Check it out, I got laid off in late 2007 and I lost very good health care coverage for me and my two children. If we wanted to now put the whole family on my husband’s plan it would cost us over $800 a month. No can do. Trust me when I say I would love to have free health care, even if it meant standing in line or rationed care…anything’s better than nothing. So why then am I opposed to this health care reform business? Glad you asked. It’s not because I think the government is completely incompetent. But, I do think they are trying to take on too much too fast. I don’t think the government is incapable of providing social services, in fact, I’m not too proud to admit that I have had to depend on a social service or two at points in my life. But, what they are proposing in this health care reform is one heck of a social service at a time when our economy is quite fragile. Not to mention the 1000s of pages no one, once again, seems to be reading. And there’s the cap and trade thing, and the corporate bailouts, and the stimulus, all this other great big stuff that’s so urgent, urgent. So yeah, add it all together and it’s easy to get the sense that the government is on crack and can’t sleep. Even as I sit here with no job and no health insurance, I intuitively get the nagging sense that maybe I’m better off without the governments help for now.

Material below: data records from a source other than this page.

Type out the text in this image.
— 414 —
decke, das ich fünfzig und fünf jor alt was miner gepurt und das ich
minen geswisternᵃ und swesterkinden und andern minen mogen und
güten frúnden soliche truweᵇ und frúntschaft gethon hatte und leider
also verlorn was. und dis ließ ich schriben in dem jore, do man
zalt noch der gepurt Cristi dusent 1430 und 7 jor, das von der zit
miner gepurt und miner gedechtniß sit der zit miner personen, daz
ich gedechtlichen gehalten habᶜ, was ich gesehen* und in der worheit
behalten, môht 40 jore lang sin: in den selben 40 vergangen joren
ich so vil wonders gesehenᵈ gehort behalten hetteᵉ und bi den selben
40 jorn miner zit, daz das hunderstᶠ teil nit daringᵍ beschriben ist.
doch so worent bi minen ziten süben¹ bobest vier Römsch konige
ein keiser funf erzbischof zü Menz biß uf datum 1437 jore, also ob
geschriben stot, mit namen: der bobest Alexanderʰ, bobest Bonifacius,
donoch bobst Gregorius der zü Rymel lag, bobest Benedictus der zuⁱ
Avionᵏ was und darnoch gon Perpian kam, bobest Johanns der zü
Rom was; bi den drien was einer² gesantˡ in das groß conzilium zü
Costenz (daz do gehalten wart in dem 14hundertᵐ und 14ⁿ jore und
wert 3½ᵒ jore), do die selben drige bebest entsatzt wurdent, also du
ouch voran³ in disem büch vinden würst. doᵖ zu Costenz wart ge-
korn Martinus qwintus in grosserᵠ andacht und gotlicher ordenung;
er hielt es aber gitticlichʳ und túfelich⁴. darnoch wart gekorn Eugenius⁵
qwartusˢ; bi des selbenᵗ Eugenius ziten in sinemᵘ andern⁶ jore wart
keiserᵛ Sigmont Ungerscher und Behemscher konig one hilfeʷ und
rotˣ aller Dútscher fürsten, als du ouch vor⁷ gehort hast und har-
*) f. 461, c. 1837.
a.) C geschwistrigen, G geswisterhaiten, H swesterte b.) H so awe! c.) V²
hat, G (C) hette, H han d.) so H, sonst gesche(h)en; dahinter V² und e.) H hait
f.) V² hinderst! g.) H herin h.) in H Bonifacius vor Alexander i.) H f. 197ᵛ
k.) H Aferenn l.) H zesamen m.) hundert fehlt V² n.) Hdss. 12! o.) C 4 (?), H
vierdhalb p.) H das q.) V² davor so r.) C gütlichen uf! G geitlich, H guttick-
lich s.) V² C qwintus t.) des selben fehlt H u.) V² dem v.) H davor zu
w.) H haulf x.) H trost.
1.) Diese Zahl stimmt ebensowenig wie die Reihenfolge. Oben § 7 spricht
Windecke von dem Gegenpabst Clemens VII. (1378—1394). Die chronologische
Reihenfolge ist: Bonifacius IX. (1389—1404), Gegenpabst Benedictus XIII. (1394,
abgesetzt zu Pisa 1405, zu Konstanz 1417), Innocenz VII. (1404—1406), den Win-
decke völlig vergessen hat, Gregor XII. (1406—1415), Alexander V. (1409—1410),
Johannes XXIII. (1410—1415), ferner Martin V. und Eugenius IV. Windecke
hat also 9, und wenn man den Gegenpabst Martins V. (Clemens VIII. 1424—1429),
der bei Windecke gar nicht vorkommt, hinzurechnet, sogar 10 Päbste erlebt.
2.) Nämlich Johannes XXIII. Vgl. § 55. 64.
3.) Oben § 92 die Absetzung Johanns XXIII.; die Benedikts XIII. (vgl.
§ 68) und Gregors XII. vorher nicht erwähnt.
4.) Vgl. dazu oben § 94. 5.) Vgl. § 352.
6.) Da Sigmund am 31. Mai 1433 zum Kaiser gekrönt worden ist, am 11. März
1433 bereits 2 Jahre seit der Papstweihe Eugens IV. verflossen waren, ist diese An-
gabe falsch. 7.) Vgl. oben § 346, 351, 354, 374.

You can have your soap box back now. Thank you.
Wednesday, August 12th, 2009 | 08:18 pm (UTC)
You're calm, articulate and rational on this issue. If I were a Republican, I'd be begging you to run for office. Unfortunately, those very virtues would all but guarantee you a quick and brutal defeat in the primaries. Still, it'd be a nice gesture.
Thursday, August 13th, 2009 | 03:01 am (UTC)
Anonymous
i'll consider running. Thank you.

-kimmy
Thursday, August 13th, 2009 | 01:19 pm (UTC)
I couldn't vote for you, you understand. But I'd try to make it down for a town hall.